У подъезда его ждал Морис Дик. Он встретил Бергота тревожным непонимающим взглядом. Потом они оба молча сели в машину и поехали в полицейский участок – Лазар хотел переговорить с Франком Оберфотом.
– И ты поедешь к нему в таком состоянии? – поинтересовался Дик, садясь в кресло водителя. Он пристегнулся и завёл мотор.
– Да. – Бергот поправил свой ремень безопасности и со вздохом уставился в окно.
– Ничего рассказать мне не хочешь? О том, что у тебя с этим парнем.
– Нет.
– Понятно. – Морису и правда оказалось всё понятно, судя по тому, каким сочувствующим стал его взгляд, и как после его слов Лазар устало прикрыл ладонью глаза, облокотившись на дверцу машины. Что ж, к нему сейчас лучше действительно не лезть.
Дик вёл машину быстро и уверенно – так, как только умеют полицейские и водители скорой помощи. Чтобы немного развеять напряжённую атмосферу, он рассказывал Берготу о своей жене, о том, что они хотели бы следующий Новый Год встретить в Альпах, на том самом курорте, где в ноябре отдыхал Лазар. Уж больно им понравились фотографии, не говоря уже о возможности поиграть в снежки и вдоволь покататься с горок. Бергот отвечал односложно и без энтузиазма – лишь бы разговор поддержать, что было на него совсем не похоже.
– Поехали с нами, Лазар, – предложил Морис с неловкой улыбкой. Он беспокоился о друге теперь больше, чем полчаса назад. – Отдохнёшь, развеешься. Берта и дети тебя очень любят. Мальчика своего тоже возьмёшь.
Бергот смерил Дика таким недоумённым взглядом, что тот подавился словами.
– Да ладно тебе, не смотри на меня как удав на кролика. Очухается твой паренёк. У тебя на лице написано, что между вами что-то есть. Помиритесь.

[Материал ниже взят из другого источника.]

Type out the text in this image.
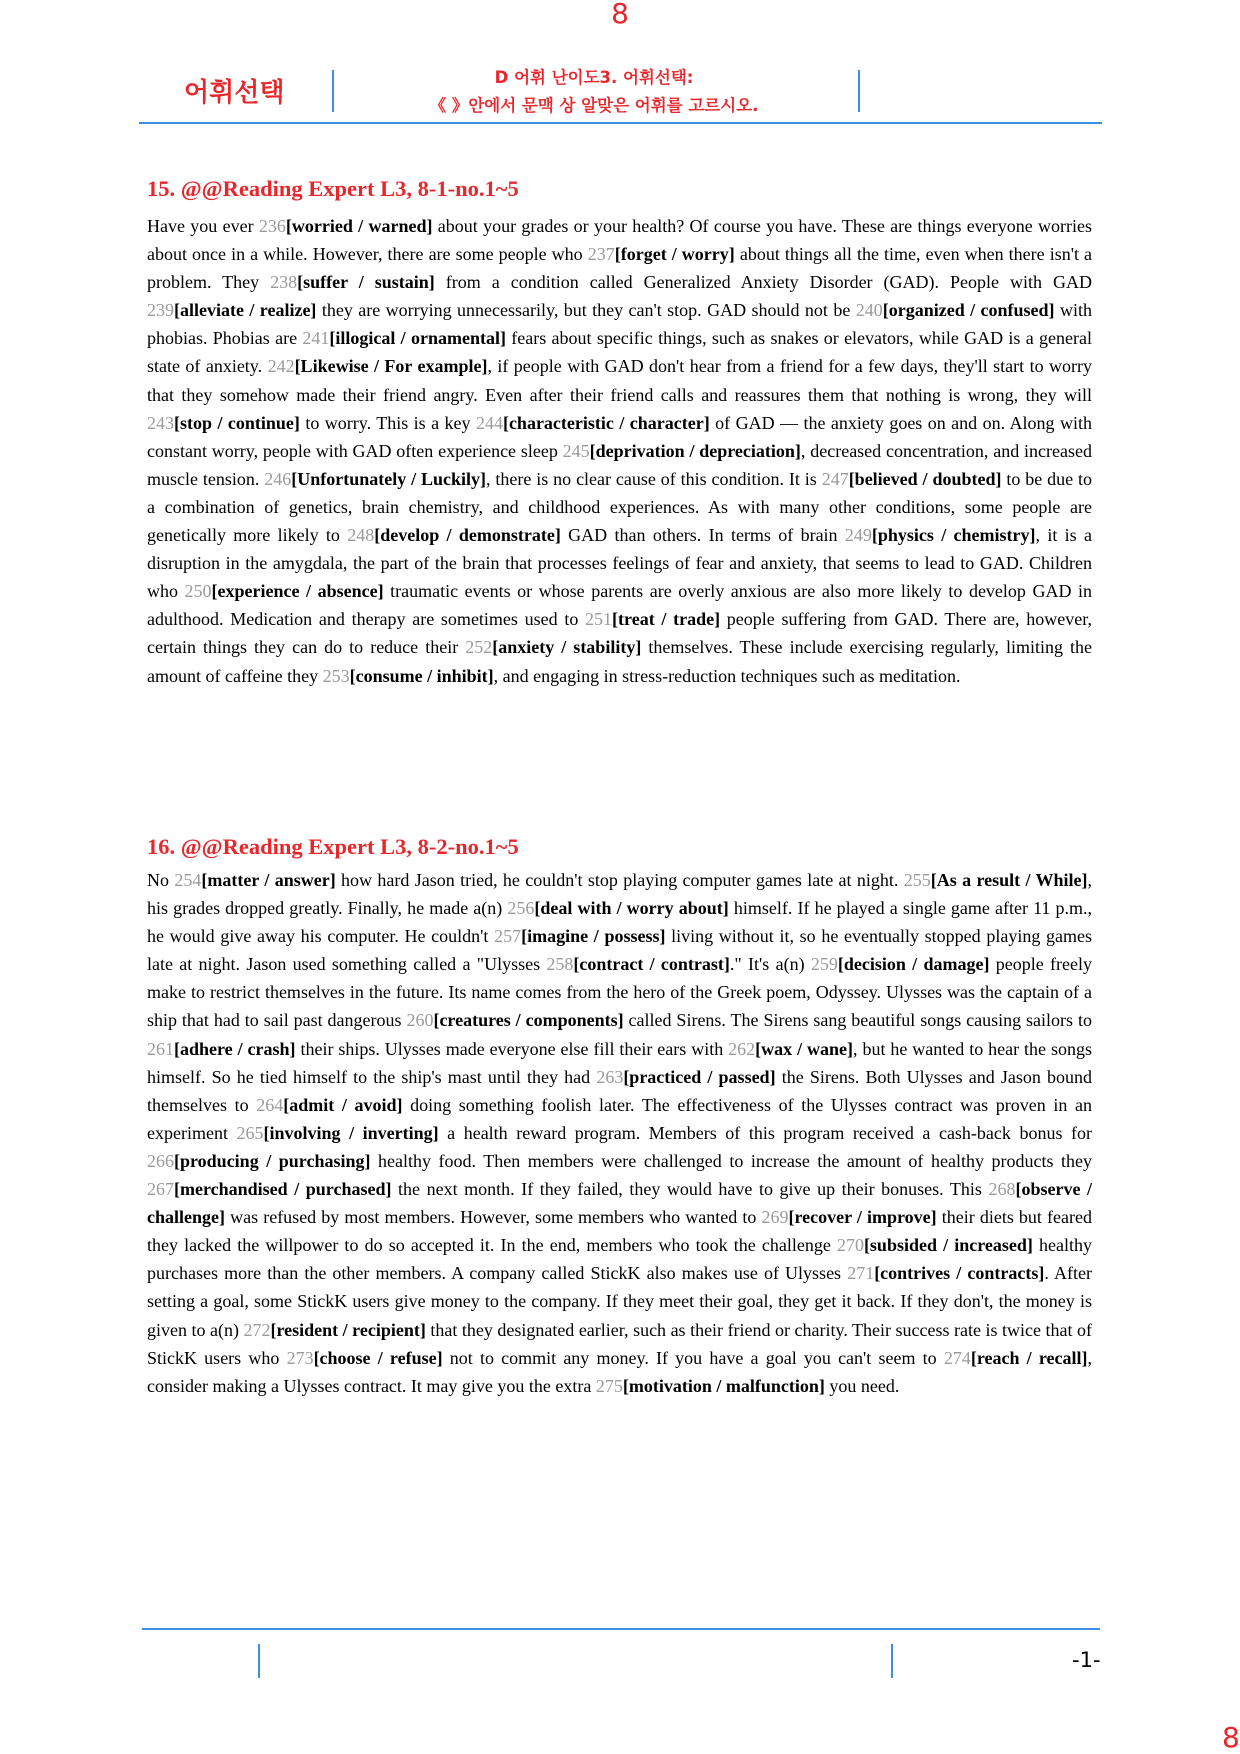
8
어휘선택
D 어휘 난이도3. 어휘선택:
《 》안에서 문맥 상 알맞은 어휘를 고르시오.
15. @@Reading Expert L3, 8-1-no.1~5
Have you ever 236[worried / warned] about your grades or your health? Of course you have. These are things everyone worries about once in a while. However, there are some people who 237[forget / worry] about things all the time, even when there isn't a problem. They 238[suffer / sustain] from a condition called Generalized Anxiety Disorder (GAD). People with GAD 239[alleviate / realize] they are worrying unnecessarily, but they can't stop. GAD should not be 240[organized / confused] with phobias. Phobias are 241[illogical / ornamental] fears about specific things, such as snakes or elevators, while GAD is a general state of anxiety. 242[Likewise / For example], if people with GAD don't hear from a friend for a few days, they'll start to worry that they somehow made their friend angry. Even after their friend calls and reassures them that nothing is wrong, they will 243[stop / continue] to worry. This is a key 244[characteristic / character] of GAD — the anxiety goes on and on. Along with constant worry, people with GAD often experience sleep 245[deprivation / depreciation], decreased concentration, and increased muscle tension. 246[Unfortunately / Luckily], there is no clear cause of this condition. It is 247[believed / doubted] to be due to a combination of genetics, brain chemistry, and childhood experiences. As with many other conditions, some people are genetically more likely to 248[develop / demonstrate] GAD than others. In terms of brain 249[physics / chemistry], it is a disruption in the amygdala, the part of the brain that processes feelings of fear and anxiety, that seems to lead to GAD. Children who 250[experience / absence] traumatic events or whose parents are overly anxious are also more likely to develop GAD in adulthood. Medication and therapy are sometimes used to 251[treat / trade] people suffering from GAD. There are, however, certain things they can do to reduce their 252[anxiety / stability] themselves. These include exercising regularly, limiting the amount of caffeine they 253[consume / inhibit], and engaging in stress-reduction techniques such as meditation.
16. @@Reading Expert L3, 8-2-no.1~5
No 254[matter / answer] how hard Jason tried, he couldn't stop playing computer games late at night. 255[As a result / While], his grades dropped greatly. Finally, he made a(n) 256[deal with / worry about] himself. If he played a single game after 11 p.m., he would give away his computer. He couldn't 257[imagine / possess] living without it, so he eventually stopped playing games late at night. Jason used something called a "Ulysses 258[contract / contrast]." It's a(n) 259[decision / damage] people freely make to restrict themselves in the future. Its name comes from the hero of the Greek poem, Odyssey. Ulysses was the captain of a ship that had to sail past dangerous 260[creatures / components] called Sirens. The Sirens sang beautiful songs causing sailors to 261[adhere / crash] their ships. Ulysses made everyone else fill their ears with 262[wax / wane], but he wanted to hear the songs himself. So he tied himself to the ship's mast until they had 263[practiced / passed] the Sirens. Both Ulysses and Jason bound themselves to 264[admit / avoid] doing something foolish later. The effectiveness of the Ulysses contract was proven in an experiment 265[involving / inverting] a health reward program. Members of this program received a cash-back bonus for 266[producing / purchasing] healthy food. Then members were challenged to increase the amount of healthy products they 267[merchandised / purchased] the next month. If they failed, they would have to give up their bonuses. This 268[observe / challenge] was refused by most members. However, some members who wanted to 269[recover / improve] their diets but feared they lacked the willpower to do so accepted it. In the end, members who took the challenge 270[subsided / increased] healthy purchases more than the other members. A company called StickK also makes use of Ulysses 271[contrives / contracts]. After setting a goal, some StickK users give money to the company. If they meet their goal, they get it back. If they don't, the money is given to a(n) 272[resident / recipient] that they designated earlier, such as their friend or charity. Their success rate is twice that of StickK users who 273[choose / refuse] not to commit any money. If you have a goal you can't seem to 274[reach / recall], consider making a Ulysses contract. It may give you the extra 275[motivation / malfunction] you need.
-1-
8
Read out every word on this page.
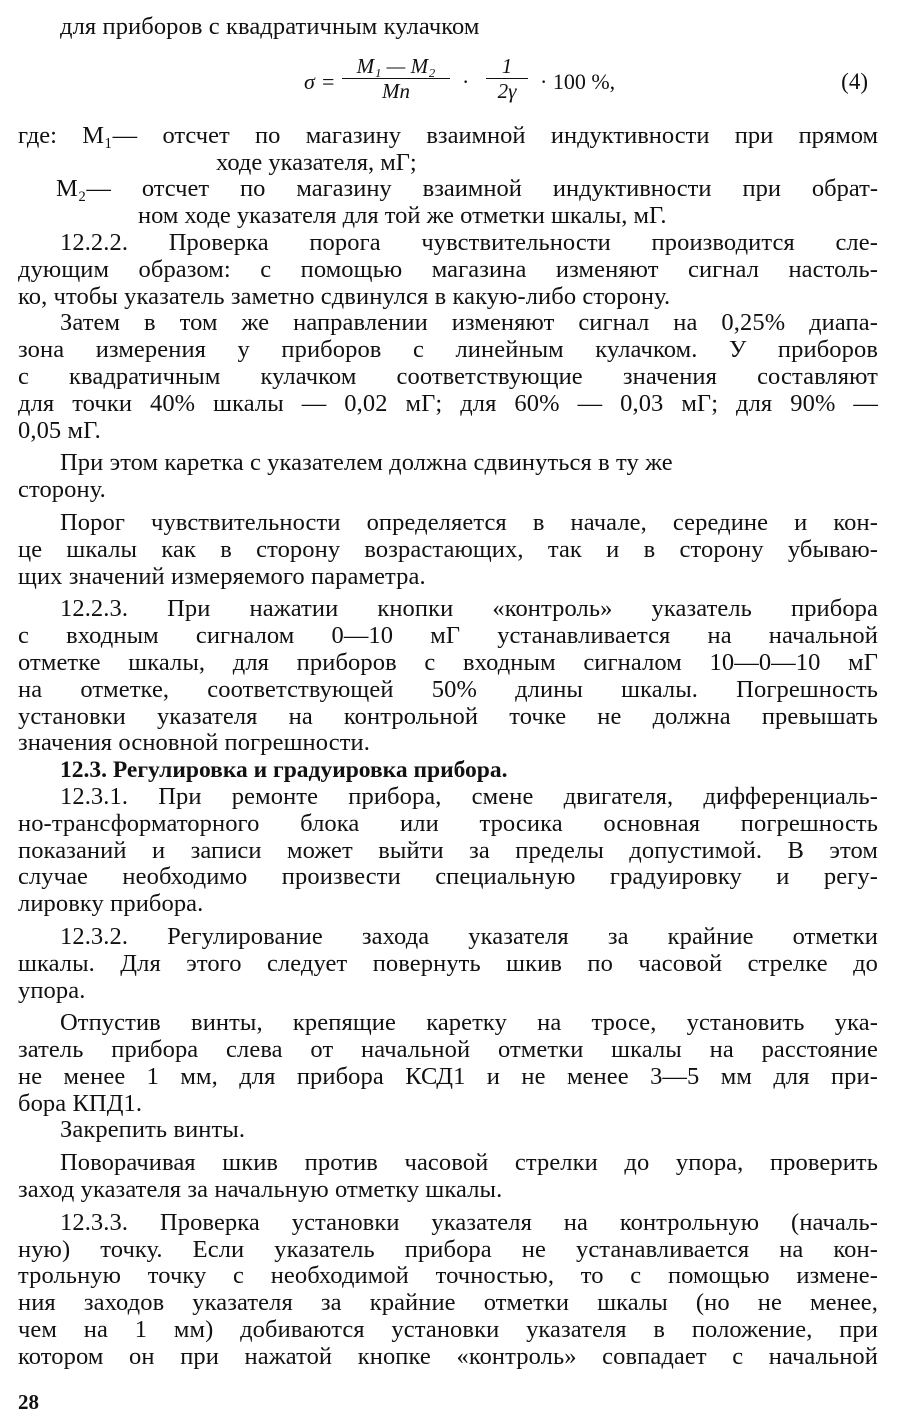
для приборов с квадратичным кулачком
σ =
M₁ — M₂
Mп	· $\frac{1}{2\gamma} \cdot 100$ %,	(4)
где: M₁— отсчет по магазину взаимной индуктивности при прямом
ходе указателя, мГ;
M₂— отсчет по магазину взаимной индуктивности при обрат-
ном ходе указателя для той же отметки шкалы, мГ.
12.2.2. Проверка порога чувствительности производится сле-
дующим образом: с помощью магазина изменяют сигнал настоль-
ко, чтобы указатель заметно сдвинулся в какую-либо сторону.
Затем в том же направлении изменяют сигнал на 0,25% диапа-
зона измерения у приборов с линейным кулачком. У приборов
с квадратичным кулачком соответствующие значения составляют
для точки 40% шкалы — 0,02 мГ; для 60% — 0,03 мГ; для 90% —
0,05 мГ.
При этом каретка с указателем должна сдвинуться в ту же
сторону.
Порог чувствительности определяется в начале, середине и кон-
це шкалы как в сторону возрастающих, так и в сторону убываю-
щих значений измеряемого параметра.
12.2.3. При нажатии кнопки «контроль» указатель прибора
с входным сигналом 0—10 мГ устанавливается на начальной
отметке шкалы, для приборов с входным сигналом 10—0—10 мГ
на отметке, соответствующей 50% длины шкалы. Погрешность
установки указателя на контрольной точке не должна превышать
значения основной погрешности.
12.3. Регулировка и градуировка прибора.
12.3.1. При ремонте прибора, смене двигателя, дифференциаль-
но-трансформаторного блока или тросика основная погрешность
показаний и записи может выйти за пределы допустимой. В этом
случае необходимо произвести специальную градуировку и регу-
лировку прибора.
12.3.2. Регулирование захода указателя за крайние отметки
шкалы. Для этого следует повернуть шкив по часовой стрелке до
упора.
Отпустив винты, крепящие каретку на тросе, установить ука-
затель прибора слева от начальной отметки шкалы на расстояние
не менее 1 мм, для прибора КСД1 и не менее 3—5 мм для при-
бора КПД1.
Закрепить винты.
Поворачивая шкив против часовой стрелки до упора, проверить
заход указателя за начальную отметку шкалы.
12.3.3. Проверка установки указателя на контрольную (началь-
ную) точку. Если указатель прибора не устанавливается на кон-
трольную точку с необходимой точностью, то с помощью измене-
ния заходов указателя за крайние отметки шкалы (но не менее,
чем на 1 мм) добиваются установки указателя в положение, при
котором он при нажатой кнопке «контроль» совпадает с начальной
28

Поговорите, разберетесь.
– Если его не посадят, – мрачно заметил Лазар, и его пессимистический настрой не собирался никуда пропадать. – Ни один суд не оправдает человека, если на орудии убийства есть его отпечатки пальцев. И даже если я докажу, что Сьюзи Крам подкинула ему этот проклятый нож, присяжные на это не клюнут. Стайлеру конец, Морис, и ты, и я – мы оба это знаем.
– Нет, – Дик остановил машину у полицейского участка и заглушил мотор, – прекрати. Если он не убивал Астайле, то не убивал. У тебя есть что-то на эту Крам?
– Нет. Ничего такого, что убедит судью в её виновности.
– И ты идёшь к Оберфоту? Ни с чем? Да он же тебя в клочья порвёт, приятель! – Морис изумлённо уставился на Бергота, но тот только раздражённо отмахнулся, вышел из машины и бегом поднялся по ступенькам полицейского участка.
Старичок Оби встретил его с распростертыми объятиями, разве что не расцеловал.
– Лазар! – воскликнул он, обнимая Бергота на радостях за плечи и усаживая в кресло для посетителей. – Я тобой горжусь, мой мальчик! Отличная работа! Поздравляю! Я уже сообщил наверх, что убийца пойман и выбил тебе хорошую премию. Тебе и Морису.